Neste passo, fazem-se necessários
alguns esclarecimentos: Silêncio, para Eckhart, não se resume à cessação de som
ou ruído; silêncio é condição, é lugar específico. O silêncio “deve ser e estar
no que a alma tem de mais puro, de mais nobre e de mais delicado”. No Salmo 51,
versículo 10, encontramos: “Cria em mim, ó Deus, um coração puro e renova
dentro em mim um espírito inabalável”. Trata-se do lugar mais oculto, o recôndito,
o ser da alma, isto é, sua essência. A alma deve ser entendida como substância
vivente, simples e incorpórea, invisível aos olhos do corpo. Ela apresenta três
aspectos fundamentais: a imortalidade, a racionalidade, a intelectualidade; não
possui representação e tem o corpo como instrumento. A imagem da Sabedoria
Divina dá origem a alma. O Ser da alma, a essência, por sua vez, é nada mais
que a parte de Deus presente em sua criação. O ser da alma e Deus são Uno.
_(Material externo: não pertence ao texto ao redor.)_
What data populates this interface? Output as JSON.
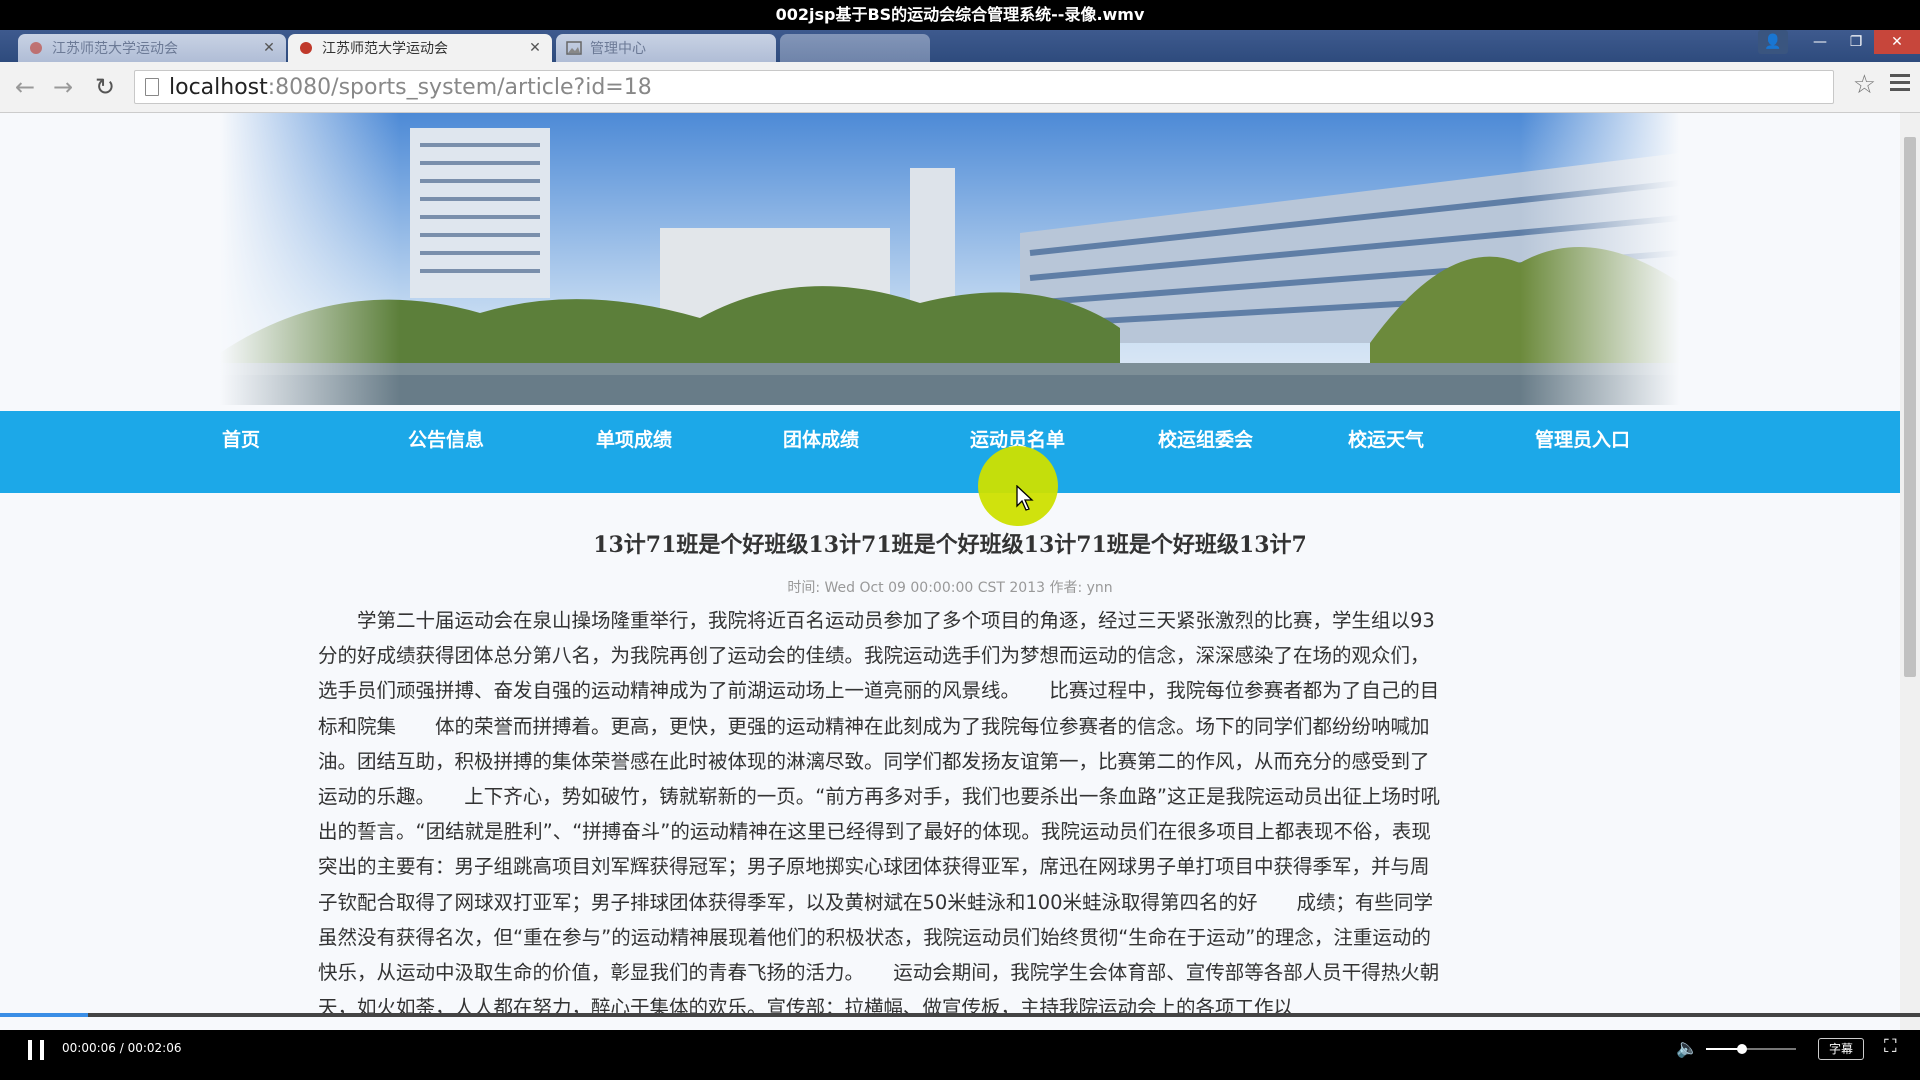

Nesse meio silencioso a Unidade atua; aí Deus dá continuidade à sua criação; lá
Deus pronuncia sua palavra.
Em face do exposto, poder-se-ia pensar
que já dispomos de informações suficientes para conhecer a Deus. Contudo, nosso
conhecimento ainda é falto, superficial. Continuemos, pois: A alma, como dito
acima, tem o corpo como instrumento. Todas as ações da alma dependem de
intermediação; ela faz uso dos sentidos corpóreos, bem como das faculdades para
realizar suas obras. Tudo que a alma exterioriza ela o faz com auxílio dos
sentidos; o que ela cria e interioriza acontece por intermédio das faculdades, seja
a razão, a memória, a vontade. Estas faculdades, características das criaturas
que agem e operam, tem origem no Ser, no Uno, onde Deus pronuncia Sua palavra.
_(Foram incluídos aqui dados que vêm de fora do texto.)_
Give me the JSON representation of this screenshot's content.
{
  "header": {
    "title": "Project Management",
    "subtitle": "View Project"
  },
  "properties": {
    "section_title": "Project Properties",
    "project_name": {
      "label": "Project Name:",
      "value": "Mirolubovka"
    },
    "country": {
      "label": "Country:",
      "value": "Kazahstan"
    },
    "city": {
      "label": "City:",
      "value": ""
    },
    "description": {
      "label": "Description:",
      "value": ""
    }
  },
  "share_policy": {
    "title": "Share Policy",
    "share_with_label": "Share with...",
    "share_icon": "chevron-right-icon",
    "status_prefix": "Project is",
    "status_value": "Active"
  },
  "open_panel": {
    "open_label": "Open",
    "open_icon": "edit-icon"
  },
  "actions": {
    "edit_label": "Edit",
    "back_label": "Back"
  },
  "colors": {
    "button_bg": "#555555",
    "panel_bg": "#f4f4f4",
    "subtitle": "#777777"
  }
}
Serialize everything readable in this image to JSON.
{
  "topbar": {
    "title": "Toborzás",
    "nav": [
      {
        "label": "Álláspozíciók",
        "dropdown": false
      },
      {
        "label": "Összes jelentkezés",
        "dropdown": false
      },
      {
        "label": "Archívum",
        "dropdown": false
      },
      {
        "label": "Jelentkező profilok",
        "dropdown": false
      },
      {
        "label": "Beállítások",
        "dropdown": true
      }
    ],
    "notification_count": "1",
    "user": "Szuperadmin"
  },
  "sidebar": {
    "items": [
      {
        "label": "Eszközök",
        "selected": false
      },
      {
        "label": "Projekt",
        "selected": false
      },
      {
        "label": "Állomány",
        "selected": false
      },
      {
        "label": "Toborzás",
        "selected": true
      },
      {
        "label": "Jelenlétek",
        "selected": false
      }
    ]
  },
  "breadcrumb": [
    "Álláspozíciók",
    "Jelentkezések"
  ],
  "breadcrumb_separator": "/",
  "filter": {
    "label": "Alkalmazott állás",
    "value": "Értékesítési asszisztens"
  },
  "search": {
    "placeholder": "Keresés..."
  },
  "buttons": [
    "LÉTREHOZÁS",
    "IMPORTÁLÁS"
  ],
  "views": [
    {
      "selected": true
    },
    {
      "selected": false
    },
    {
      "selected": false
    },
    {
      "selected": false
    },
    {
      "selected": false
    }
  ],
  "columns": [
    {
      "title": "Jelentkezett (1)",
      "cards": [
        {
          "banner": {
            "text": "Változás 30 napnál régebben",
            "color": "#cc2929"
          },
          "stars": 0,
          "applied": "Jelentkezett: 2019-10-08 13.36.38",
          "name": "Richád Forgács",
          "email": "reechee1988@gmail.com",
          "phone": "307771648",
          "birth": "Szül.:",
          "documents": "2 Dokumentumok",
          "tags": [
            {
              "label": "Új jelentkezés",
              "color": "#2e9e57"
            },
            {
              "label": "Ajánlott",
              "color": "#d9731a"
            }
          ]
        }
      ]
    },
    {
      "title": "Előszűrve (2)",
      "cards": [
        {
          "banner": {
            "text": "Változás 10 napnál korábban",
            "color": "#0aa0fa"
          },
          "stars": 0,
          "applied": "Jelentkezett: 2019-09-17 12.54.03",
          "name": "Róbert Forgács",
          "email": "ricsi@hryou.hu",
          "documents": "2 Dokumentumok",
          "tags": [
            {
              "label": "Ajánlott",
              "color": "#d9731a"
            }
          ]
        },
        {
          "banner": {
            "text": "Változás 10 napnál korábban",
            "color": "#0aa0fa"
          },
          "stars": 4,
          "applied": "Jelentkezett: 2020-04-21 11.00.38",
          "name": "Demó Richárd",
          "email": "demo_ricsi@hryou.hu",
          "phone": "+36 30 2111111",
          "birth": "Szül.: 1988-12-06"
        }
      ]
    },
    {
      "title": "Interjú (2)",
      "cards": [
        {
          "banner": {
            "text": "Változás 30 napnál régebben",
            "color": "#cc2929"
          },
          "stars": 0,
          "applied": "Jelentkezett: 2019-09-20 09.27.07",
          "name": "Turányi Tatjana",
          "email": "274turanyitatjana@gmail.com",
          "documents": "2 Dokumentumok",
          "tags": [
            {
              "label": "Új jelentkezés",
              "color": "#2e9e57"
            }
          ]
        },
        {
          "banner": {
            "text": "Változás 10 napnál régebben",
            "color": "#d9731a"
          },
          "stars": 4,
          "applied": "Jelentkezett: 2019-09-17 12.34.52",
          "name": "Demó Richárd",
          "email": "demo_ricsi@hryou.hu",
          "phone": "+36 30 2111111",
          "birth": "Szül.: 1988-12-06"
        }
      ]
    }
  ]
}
Deus, portanto, é a fonte do conhecimento!
No conhecimento, ou seja, no contato exterior,
as almas, através dos sentidos e faculdades, retiram e haurem das criaturas imagem
e semelhança, recolhendo-as a seu interior. A imagem é algo que a alma recolhe
das coisas através das faculdades. A alma não é receptiva; ela só consegue
conhecer através das imagens que ela mesma forma das criaturas. Logo, a alma
não pode conhecer a si mesma, porque não possui uma imagem de si. A alma só é receptiva
a Deus, isto porque Deus não exige mediação; Deus não passa pelos sentidos
corpóreos e não carece de faculdades intermediárias para dar-se a conhecer.
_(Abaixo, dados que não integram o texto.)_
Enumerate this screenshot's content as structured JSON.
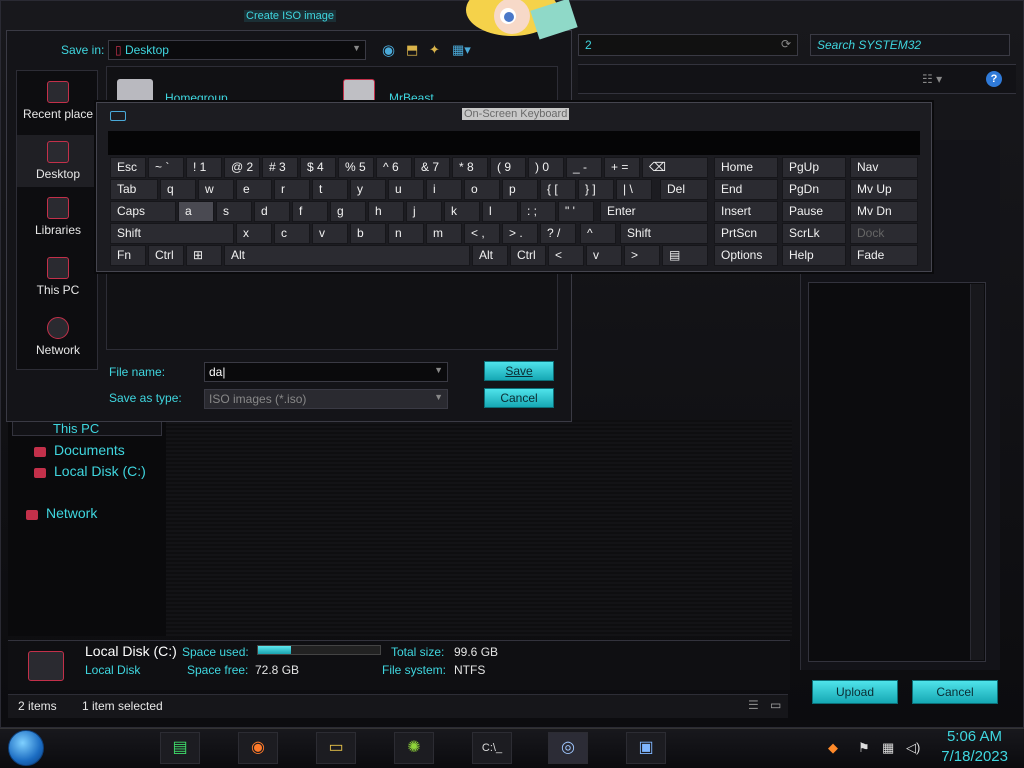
{
  "window": {
    "search_placeholder": "Search SYSTEM32",
    "address_value": "2"
  },
  "nav": {
    "this_pc": "This PC",
    "documents": "Documents",
    "local_disk": "Local Disk (C:)",
    "network": "Network"
  },
  "details": {
    "name": "Local Disk (C:)",
    "type": "Local Disk",
    "space_used_label": "Space used:",
    "space_free_label": "Space free:",
    "space_free": "72.8 GB",
    "total_size_label": "Total size:",
    "total_size": "99.6 GB",
    "file_system_label": "File system:",
    "file_system": "NTFS",
    "space_used_fraction": 0.27
  },
  "status": {
    "items": "2 items",
    "selected": "1 item selected"
  },
  "upload": {
    "upload_label": "Upload",
    "cancel_label": "Cancel"
  },
  "dialog": {
    "title": "Create ISO image",
    "save_in_label": "Save in:",
    "save_in_value": "Desktop",
    "places": [
      "Recent place",
      "Desktop",
      "Libraries",
      "This PC",
      "Network"
    ],
    "files": [
      "Homegroup",
      "MrBeast"
    ],
    "file_name_label": "File name:",
    "file_name_value": "da",
    "save_type_label": "Save as type:",
    "save_type_value": "ISO images (*.iso)",
    "save_label": "Save",
    "cancel_label": "Cancel"
  },
  "osk": {
    "title": "On-Screen Keyboard"
  },
  "taskbar": {
    "time": "5:06 AM",
    "date": "7/18/2023"
  },
  "colors": {
    "accent": "#3fd6df",
    "highlight": "#c3304a"
  }
}
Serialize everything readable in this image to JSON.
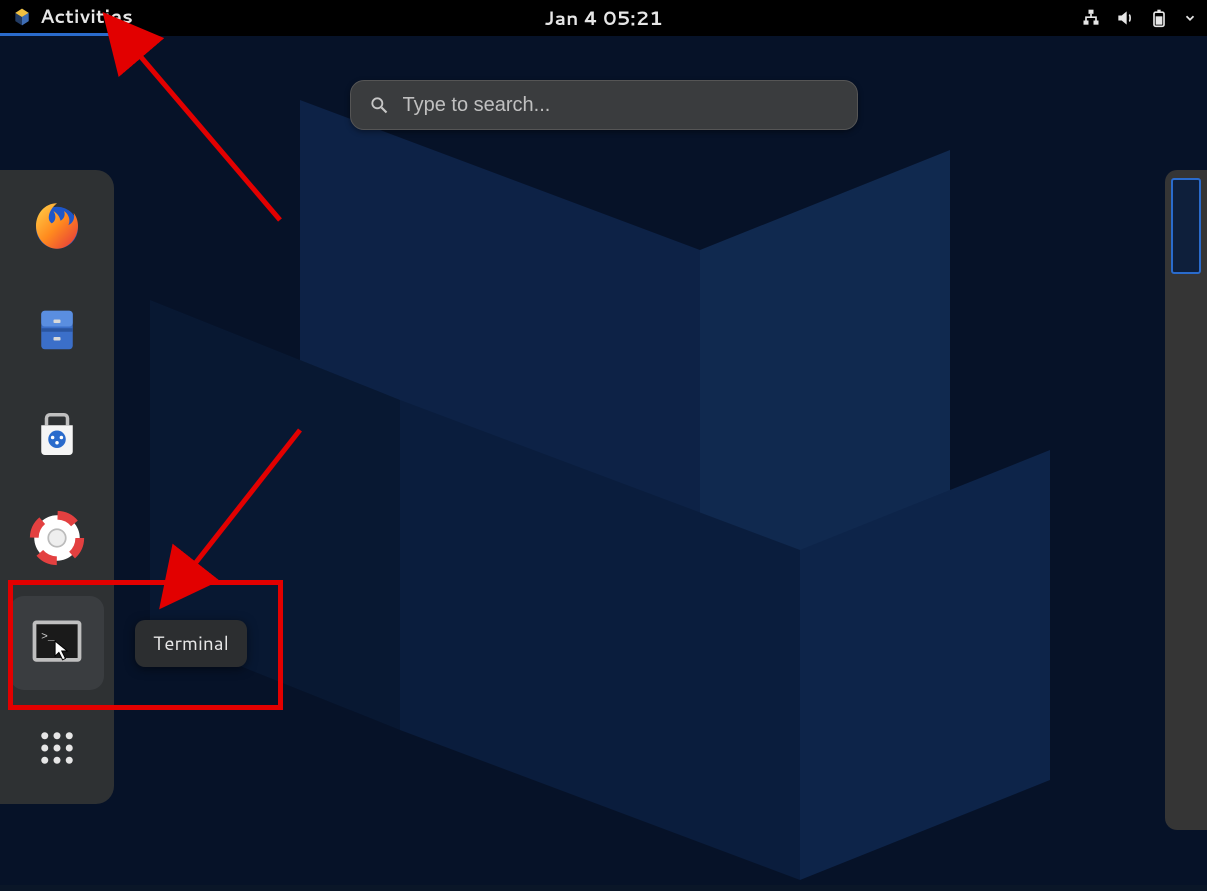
{
  "topbar": {
    "activities_label": "Activities",
    "clock_text": "Jan 4  05:21"
  },
  "search": {
    "placeholder": "Type to search..."
  },
  "dock": {
    "items": [
      {
        "name": "firefox-icon"
      },
      {
        "name": "files-icon"
      },
      {
        "name": "software-icon"
      },
      {
        "name": "help-icon"
      },
      {
        "name": "terminal-icon"
      },
      {
        "name": "show-apps-icon"
      }
    ]
  },
  "tooltip": {
    "terminal_label": "Terminal"
  },
  "status": {
    "network": "wired",
    "volume": "on",
    "battery": "full"
  },
  "colors": {
    "accent": "#2a6bcc",
    "annotation": "#e20000",
    "panel": "#2e3133"
  }
}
Deus é o Ser no fundo da alma; Ele é Uno com as almas de suas criaturas.
Bem, agora podemos dizer, de fato, que conhecemos a Deus, muito embora não tenhamos Dele uma imagem. O ser humano é capaz de intuir, perceber e reconhecer Deus em sua interioridade, mas não consegue descrevê-Lo. E é nesse reconhecimento que se origina a fé. Estai atentos! Deus pode até ser contemplado, mas não pode ser descrito, não pode ser caracterizado ou comparado. Não há linguagem capaz de fazê-lo! Isto porque Deus não pode ser mensurado; a mensuração é recurso humano e apenas reflete a pequenez dos seres diante da natureza e de seu Criador.